How I went from a book every three years to three books a year
The first book I ever wrote, Between Heaven and Hell, was written in 1997. In 2000, I wrote Do Over!. In 2003, Mistaken Identity. In 2006, Homeworld. In 2009, Revelation. Then I stopped writing. I got married—to the editor I hired for Revelation—and we moved to playing Dungeons & Dragons for my creative outlet. But in my first writing career, I was remarkably consistent. A book every three years. Maybe not a professional pace (unless you’re George RR Martin), but respectable for an amateur.
My wife died in 2021. I stopped playing D&D, stopped doing anything creative. In 2025, on Juneteenth, I was sitting out on my porch in the sun trying to meditate. And suddenly I had my first story idea that she had never seen. I kind of got obsessed with it, and by New Year’s Eve I had an 83,000 word completed science fantasy manuscript, Resonance. Most of those first few months were worldbuilding and development, with the serious drafting starting in September.
On January second, I started another book, Hunger Never Sleeps, this one a contemporary scientific thriller. I finished the draft in mid-April.
Now I’m writing a third book, a werewolf romcom called Bless The Rains. I expect to have it done late July, early August.
After sixteen years of not writing fiction, how did I go from writing a book every three years to producing three books a year? I changed my relationship with writing.
In the Before Times, each book was a mountain to climb, a project. It became all consuming, and I kept thinking about how close I was to being done. Each book felt like running a marathon. It was intimidating. And when I finished each one—or abandoned them deep in the third act like Mistaken Identity and Homeworld—I felt a massive sense of relief that it was over. I was one of those writers who didn’t enjoy writing, only having written.
This time around, something is different. I don’t view writing as a series of projects, but as a process. In a sense, I don’t actually write books anymore. I write three pages a day, and books are a nice side effect.

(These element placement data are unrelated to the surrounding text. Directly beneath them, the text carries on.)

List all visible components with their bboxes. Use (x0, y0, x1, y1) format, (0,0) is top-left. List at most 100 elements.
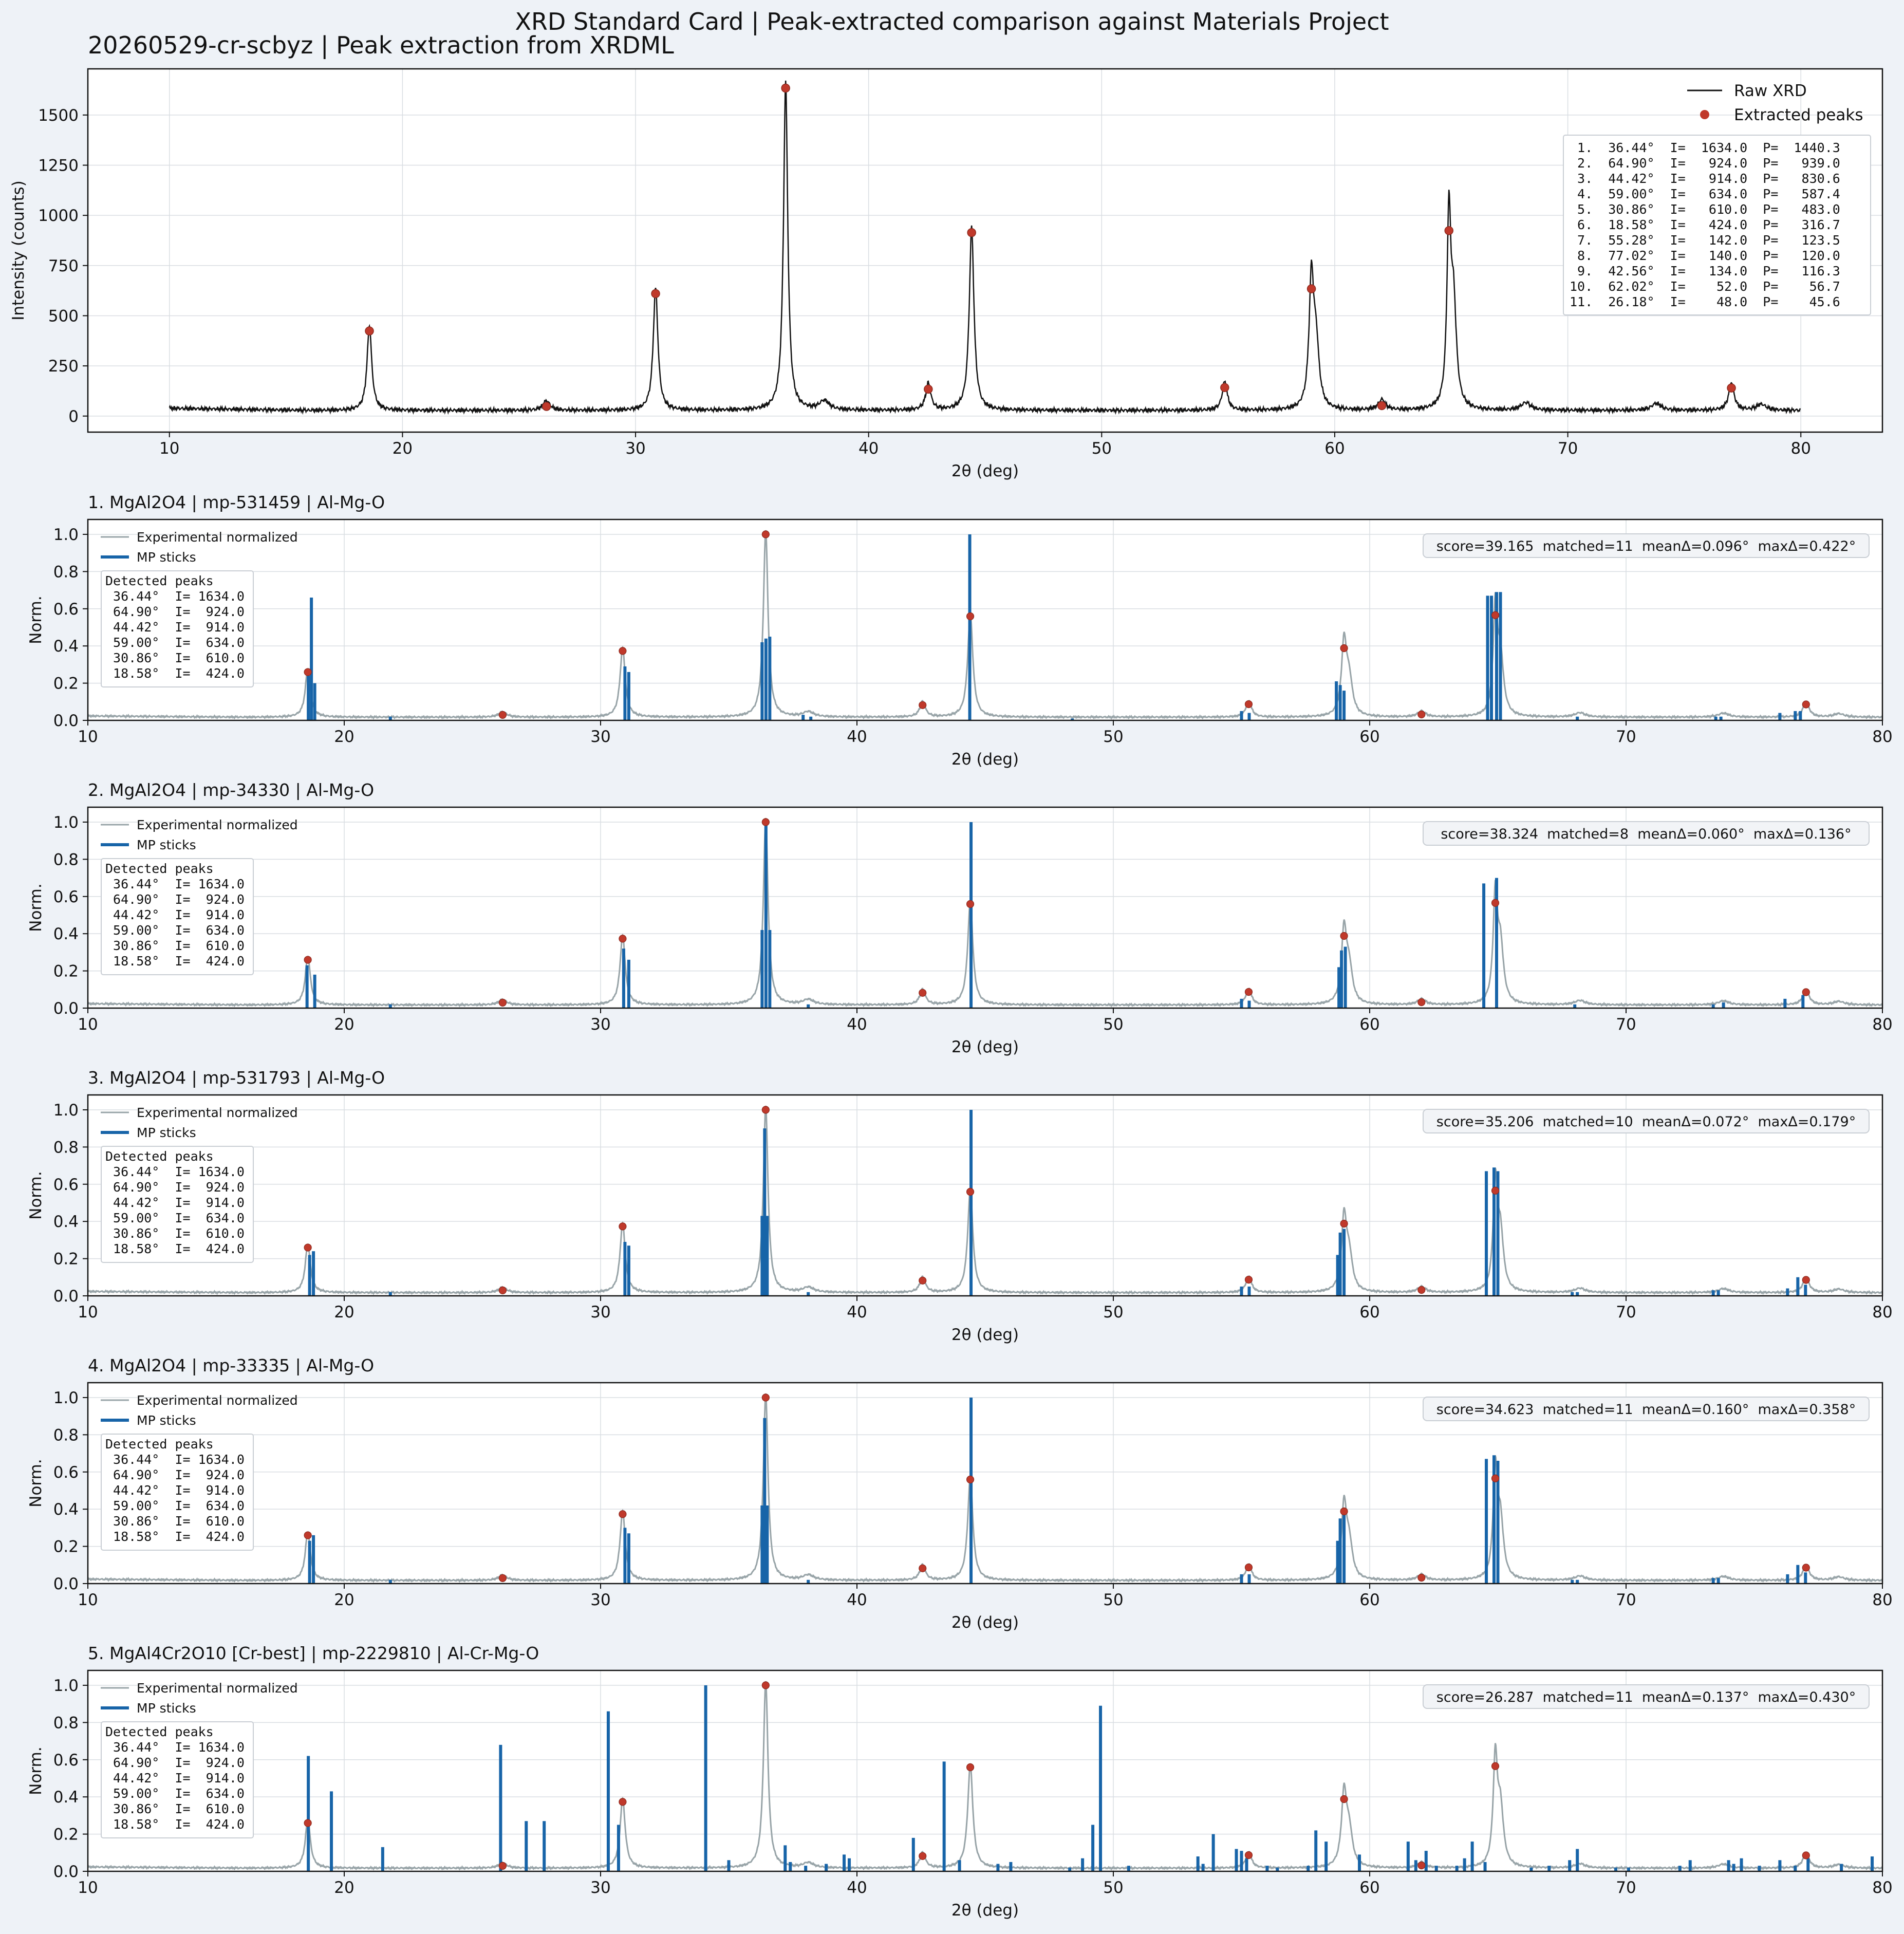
legend-label-sticks: MP sticks (137, 550, 196, 565)
detected-peaks-title: Detected peaks (105, 573, 214, 588)
x-tick-label: 70 (1616, 1879, 1636, 1897)
axes-frame (87, 68, 1883, 433)
x-tick-label: 30 (590, 1591, 610, 1609)
detected-peaks-frame (101, 858, 254, 975)
experimental-normalized-line (88, 817, 1882, 1008)
extracted-peak-marker (1306, 284, 1316, 293)
legend-label-experimental: Experimental normalized (137, 1681, 298, 1696)
extracted-peak-marker (1491, 899, 1500, 907)
extracted-peak-marker (304, 1243, 312, 1252)
detected-peak-row: 59.00° I= 634.0 (105, 1211, 245, 1225)
y-tick-label: 0.8 (53, 1426, 79, 1444)
legend-label-sticks: MP sticks (137, 1701, 196, 1716)
extracted-peak-marker (498, 998, 507, 1007)
detected-peaks-frame (101, 570, 254, 687)
detected-peak-row: 64.90° I= 924.0 (105, 1755, 245, 1770)
score-text: score=34.623 matched=11 meanΔ=0.160° max… (1436, 1402, 1856, 1418)
y-tick-label: 0.0 (53, 1863, 79, 1881)
x-tick-label: 20 (334, 1303, 354, 1322)
score-box-frame (1423, 533, 1870, 558)
score-text: score=39.165 matched=11 meanΔ=0.096° max… (1436, 538, 1856, 554)
extracted-peak-marker (619, 1798, 627, 1806)
experimental-normalized-line (88, 1393, 1882, 1583)
legend: Experimental normalized MP sticks (101, 1681, 298, 1716)
extracted-peak-marker (781, 83, 790, 93)
detected-peak-row: 59.00° I= 634.0 (105, 1786, 245, 1801)
x-tick-label: 80 (1872, 1591, 1892, 1609)
extracted-peak-marker (967, 228, 976, 237)
detected-peaks-title: Detected peaks (105, 1149, 214, 1164)
peak-table-row: 2. 64.90° I= 924.0 P= 939.0 (1570, 156, 1840, 171)
extracted-peak-marker (619, 1222, 627, 1231)
x-tick-label: 70 (1616, 728, 1636, 746)
x-tick-label: 20 (334, 1879, 354, 1897)
detected-peak-row: 36.44° I= 1634.0 (105, 1740, 245, 1755)
legend: Experimental normalized MP sticks (101, 1393, 298, 1428)
extracted-peak-marker (1444, 226, 1453, 235)
extracted-peak-marker (761, 1393, 770, 1402)
x-tick-label: 70 (1558, 439, 1578, 458)
legend-swatch-peaks (1700, 110, 1709, 119)
extracted-peak-marker (1417, 1861, 1426, 1870)
x-tick-label: 10 (78, 1591, 98, 1609)
x-tick-label: 30 (590, 1303, 610, 1322)
legend-label-sticks: MP sticks (137, 1413, 196, 1428)
x-tick-label: 20 (393, 439, 413, 458)
x-tick-label: 50 (1103, 1015, 1123, 1034)
y-tick-label: 0.2 (53, 675, 79, 693)
panel-match5: 10 20 30 40 50 60 70 80 0.0 0.2 0.4 0.6 0.8 1.0 2θ (de… (27, 1643, 1893, 1920)
y-tick-label: 0.4 (53, 1788, 79, 1807)
legend-label-sticks: MP sticks (137, 838, 196, 852)
x-tick-label: 30 (590, 1879, 610, 1897)
detected-peak-row: 18.58° I= 424.0 (105, 666, 245, 681)
extracted-peak-marker (1244, 1275, 1253, 1284)
extracted-peak-marker (619, 935, 627, 943)
x-tick-label: 50 (1103, 1879, 1123, 1897)
detected-peak-row: 30.86° I= 610.0 (105, 1514, 245, 1529)
peak-table-row: 7. 55.28° I= 142.0 P= 123.5 (1570, 233, 1840, 248)
detected-peaks-frame (101, 1146, 254, 1263)
legend-label-sticks: MP sticks (137, 1125, 196, 1140)
y-tick-label: 1000 (38, 207, 79, 225)
x-tick-label: 20 (334, 1015, 354, 1034)
axes-frame (87, 1094, 1883, 1297)
y-tick-label: 0.0 (53, 712, 79, 730)
peak-table-row: 10. 62.02° I= 52.0 P= 56.7 (1570, 279, 1840, 294)
extracted-peak-marker (966, 1763, 975, 1772)
score-text: score=35.206 matched=10 meanΔ=0.072° max… (1436, 1114, 1856, 1130)
x-tick-label: 80 (1872, 1303, 1892, 1322)
x-tick-label: 60 (1359, 728, 1379, 746)
x-tick-label: 50 (1103, 728, 1123, 746)
panel-match1: 10 20 30 40 50 60 70 80 0.0 0.2 0.4 0.6 0.8 1.0 2θ (de… (27, 492, 1893, 769)
detected-peaks-frame (101, 1721, 254, 1838)
raw-xrd-line (169, 80, 1801, 415)
y-tick-label: 0.6 (53, 888, 79, 906)
extracted-peak-marker (1417, 998, 1426, 1007)
detected-peak-row: 36.44° I= 1634.0 (105, 877, 245, 891)
extracted-peak-marker (1340, 644, 1348, 653)
axes-frame (87, 1382, 1883, 1585)
y-tick-label: 250 (48, 357, 79, 376)
y-tick-label: 0.6 (53, 600, 79, 619)
x-tick-label: 10 (78, 1303, 98, 1322)
legend-label-raw: Raw XRD (1734, 82, 1807, 100)
plot-content (88, 1105, 1882, 1296)
y-tick-label: 1.0 (53, 1101, 79, 1120)
detected-peak-row: 18.58° I= 424.0 (105, 954, 245, 969)
detected-peaks-box: Detected peaks 36.44° I= 1634.0 64.90° I… (101, 858, 254, 975)
extracted-peak-marker (304, 1819, 312, 1827)
x-tick-label: 60 (1359, 1303, 1379, 1322)
extracted-peak-marker (1491, 1762, 1500, 1770)
y-axis-label: Intensity (counts) (9, 180, 28, 321)
y-tick-label: 0.2 (53, 1250, 79, 1269)
x-tick-label: 40 (847, 728, 867, 746)
extracted-peak-marker (966, 900, 975, 908)
extracted-peak-marker (924, 384, 933, 394)
detected-peaks-frame (101, 1434, 254, 1551)
y-tick-label: 0.4 (53, 637, 79, 656)
detected-peak-row: 59.00° I= 634.0 (105, 635, 245, 650)
legend-label-peaks: Extracted peaks (1734, 106, 1863, 124)
x-tick-label: 50 (1092, 439, 1112, 458)
extracted-peak-marker (966, 1475, 975, 1484)
extracted-peak-marker (761, 530, 770, 538)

That’s it. Three pages a day. No intimidating marathons staring down at me, just a daily walk. I actually average about 900 words a day no matter what I set my goal to, but three pages sits just under that, so I feel accomplished every day.
And that’s just drafting. While I was writing Hunger Never Sleeps, I was revising Resonance. I’m nearly done with that book, and it will go out for querying in August. I’m 10,000 words into Bless The Rains, and will start revising Hunger Never Sleeps in parallel. When I’m done with Bless The Rains, my next book is already waiting in the wings.
Each book probably takes about 9 months from concept to submission. But because they overlap, I produce about three a year, and see no reason why that won’t continue. Even with life lifing at me, I’ll probably still get two. That sounds like a lot, but each day, I’m only worried about getting my three pages, then doing a little revision or development of a different book. I probably spend a couple hours a day writing, and there’s no pressure at all. If I don’t get today’s three pages, I’ll try again tomorrow. I get them more often than not.
I don’t climb mountains anymore. I take a daily walk.
And that has made all the difference.